Our study is limited by its cross-sectional study design. Further investigation with a cohort study is warranted. Another limitation is the wide confidence interval due to a relatively small sample size. Koreans usually have a fish intake that is several times higher than Western people, which limits the generalizability of those results to other population groups.

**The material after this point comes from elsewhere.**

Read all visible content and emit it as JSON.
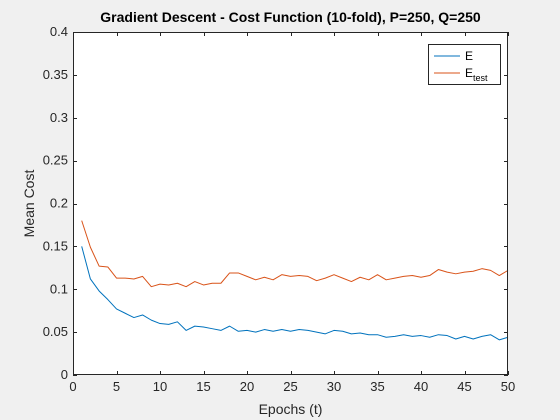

In summary, subjects with acute STEMI had a lower omega-3 index and higher smoking rate after adjusting for age, gender, and BMI than controls, although they are currently receiving a statin with an LDL goal of less than 100 mg/d and normal triglyceride levels. Nevertheless, acute STEMI patients have an omega-3 index of 8.8% that is higher than that of people of Western populations. This means that the cut-off point for the omega-3 index for preventing CVD might be tailored for the Korean population. Thus, at present, we suggest a suitable level of an omega-3 index of 11% or above for prevention of coronary artery disease in the Korean population. However, replication studies with a larger sample size are needed to confirm our first stage study results for current practice in the field.